Né en Algérie, Éric Van Hove a grandi au Cameroun, étudié au Japon et sillonné une centaine de pays avant de s’installer à Marrakech en 2012. Un nomadisme qui sous-tend l’œuvre conceptuelle de cet artiste belge pluridisciplinaire reliant sans cesse le local au global. Il est aujourd’hui sur le point d’homologuer Mahjouba, une moto électrique réalisée par les artisans et pensée comme un fait social total.
Un peu revêche, Éric Van Hove a quelque chose d’un Homo faber arcbouté contre des siècles d’égarements capitalistes. Malgré cela, il se montre toujours prompt à parler de son œuvre empreinte d’existentialisme, qui repense nos façons de produire, de consommer et de vivre ensemble. En élargissant le champ des possibles, l’artiste belge érige une œuvre d’art totale, avec ce qu’il faut de sapiens, concrétisant ce que d’aucuns qualifieraient d’utopie.Son exposition en cours, scénographiée avec talent à la Table Clandestine – espace d’art et table d’hôtes aménagés dans un appartement 1930 du centre-ville casablancais – est l’occasion de prendre la mesure de l’ambition de sa démarche artistique. Sa dernière création, le cyclomoteur Mahjouba IV, donne à voir quelque chose d’une symphonie plastique : hormis certains composants usinés, chaque pièce qui le compose a été sculptée, au millimètre près, dans le laiton, l’acier, le bois, l’os, la corne et l’aluminium, par les mâalems impliqués depuis plus de dix ans dans sa recherche artistique.

L’œuvre est un véritable conservatoire des techniques et matériaux de l’artisanat marocain, mais pas seulement.
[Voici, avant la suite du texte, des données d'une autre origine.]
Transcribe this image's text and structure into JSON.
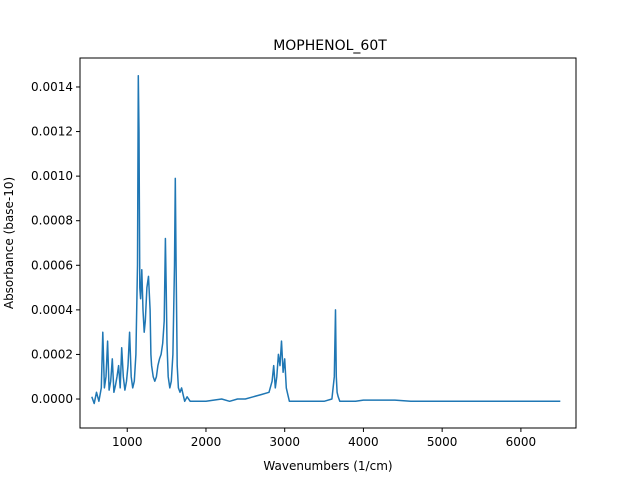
{
  "chart_data": {
    "type": "line",
    "title": "MOPHENOL_60T",
    "xlabel": "Wavenumbers (1/cm)",
    "ylabel": "Absorbance (base-10)",
    "xlim": [
      400,
      6700
    ],
    "ylim": [
      -0.00013,
      0.00153
    ],
    "grid": false,
    "line_color": "#1f77b4",
    "x_ticks": [
      {
        "value": 1000,
        "label": "1000"
      },
      {
        "value": 2000,
        "label": "2000"
      },
      {
        "value": 3000,
        "label": "3000"
      },
      {
        "value": 4000,
        "label": "4000"
      },
      {
        "value": 5000,
        "label": "5000"
      },
      {
        "value": 6000,
        "label": "6000"
      }
    ],
    "y_ticks": [
      {
        "value": 0.0,
        "label": "0.0000"
      },
      {
        "value": 0.0002,
        "label": "0.0002"
      },
      {
        "value": 0.0004,
        "label": "0.0004"
      },
      {
        "value": 0.0006,
        "label": "0.0006"
      },
      {
        "value": 0.0008,
        "label": "0.0008"
      },
      {
        "value": 0.001,
        "label": "0.0010"
      },
      {
        "value": 0.0012,
        "label": "0.0012"
      },
      {
        "value": 0.0014,
        "label": "0.0014"
      }
    ],
    "series": [
      {
        "x": [
          550,
          580,
          610,
          640,
          670,
          690,
          710,
          730,
          750,
          770,
          790,
          810,
          830,
          850,
          870,
          890,
          910,
          930,
          950,
          970,
          990,
          1010,
          1030,
          1050,
          1070,
          1090,
          1110,
          1130,
          1140,
          1150,
          1160,
          1170,
          1185,
          1200,
          1215,
          1230,
          1250,
          1270,
          1290,
          1300,
          1310,
          1330,
          1350,
          1370,
          1390,
          1410,
          1430,
          1450,
          1470,
          1485,
          1495,
          1505,
          1520,
          1540,
          1560,
          1580,
          1600,
          1610,
          1620,
          1635,
          1650,
          1670,
          1690,
          1710,
          1730,
          1760,
          1800,
          1850,
          1900,
          2000,
          2100,
          2200,
          2300,
          2400,
          2500,
          2600,
          2700,
          2800,
          2840,
          2860,
          2880,
          2900,
          2920,
          2940,
          2960,
          2980,
          3000,
          3020,
          3040,
          3060,
          3100,
          3200,
          3300,
          3400,
          3500,
          3600,
          3630,
          3645,
          3655,
          3665,
          3680,
          3700,
          3750,
          3800,
          3900,
          4000,
          4200,
          4400,
          4600,
          4800,
          5000,
          5200,
          5400,
          5600,
          5800,
          6000,
          6200,
          6400,
          6500
        ],
        "y": [
          1e-05,
          -2e-05,
          3e-05,
          -1e-05,
          5e-05,
          0.0003,
          5e-05,
          0.0001,
          0.00026,
          4e-05,
          8e-05,
          0.00018,
          3e-05,
          6e-05,
          0.0001,
          0.00015,
          5e-05,
          0.00023,
          0.0001,
          4e-05,
          8e-05,
          0.00015,
          0.0003,
          0.0001,
          5e-05,
          8e-05,
          0.0002,
          0.0006,
          0.00145,
          0.0012,
          0.0005,
          0.00045,
          0.00058,
          0.0004,
          0.0003,
          0.00035,
          0.0005,
          0.00055,
          0.0004,
          0.0002,
          0.00015,
          0.0001,
          8e-05,
          0.0001,
          0.00015,
          0.00018,
          0.0002,
          0.00025,
          0.00035,
          0.00072,
          0.0005,
          0.00025,
          0.0001,
          5e-05,
          8e-05,
          0.0002,
          0.0006,
          0.00099,
          0.0006,
          0.00015,
          5e-05,
          3e-05,
          5e-05,
          2e-05,
          -1e-05,
          1e-05,
          -1e-05,
          -1e-05,
          -1e-05,
          -1e-05,
          -5e-06,
          0.0,
          -1e-05,
          0.0,
          0.0,
          1e-05,
          2e-05,
          3e-05,
          8e-05,
          0.00015,
          5e-05,
          0.0001,
          0.0002,
          0.00015,
          0.00026,
          0.00012,
          0.00018,
          5e-05,
          2e-05,
          -1e-05,
          -1e-05,
          -1e-05,
          -1e-05,
          -1e-05,
          -1e-05,
          0.0,
          0.0001,
          0.0004,
          0.0001,
          3e-05,
          1e-05,
          -1e-05,
          -1e-05,
          -1e-05,
          -1e-05,
          -5e-06,
          -5e-06,
          -5e-06,
          -1e-05,
          -1e-05,
          -1e-05,
          -1e-05,
          -1e-05,
          -1e-05,
          -1e-05,
          -1e-05,
          -1e-05,
          -1e-05,
          -1e-05
        ]
      }
    ]
  }
}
Le cyclomoteur est en parfait état de marche, et sur le point d’être homologué auprès du ministère des transports. Éric van Hove insiste sur ce point : « Mahjouba n’est pas qu’une œuvre d’art, c’est un projet sociétal, un modèle d’économie circulaire invitant les technologies artisanales à sortir de leur impasse pour dialoguer avec l’électronique et l’ingénierie technique. L’œuvre n’attend plus que le soutien des élites industrielles, politiques et administratives locales pour devenir une icône industrielle 100 % made in Morocco, telle qu’a pu l’être la Vespa en Italie. » Pour l’heure, après avoir testé son prototype en le faisant circuler de Marrakech à Tanger comme une exposition en mouvement dans l’espace public, un multiple d’artiste de cent unités, numérotées et signées, est déjà proposé à la vente.Bien sûr, c’est un peu déroutant : un cyclomoteur n’est pas supposé être une œuvre d’art, et une œuvre d’art n’est pas censée être fonctionnelle et reproduite à grande échelle. Mais à qui se donne la peine de comprendre, les enjeux de l’Initiative Mahjouba méritent d’être étudiés. C’est permettre de réintégrer l’artisanat marocain dans l’industrie active via la fabrication de biens de consommation fonctionnels. C’est œuvrer au décloisonnement des champs de compétences (art, artisanat, design, ingénierie) pour les projeter dans une logique d’assemblage et d’emboîtement parfait. C’est bâtir la métaphore d’un corps social idéal.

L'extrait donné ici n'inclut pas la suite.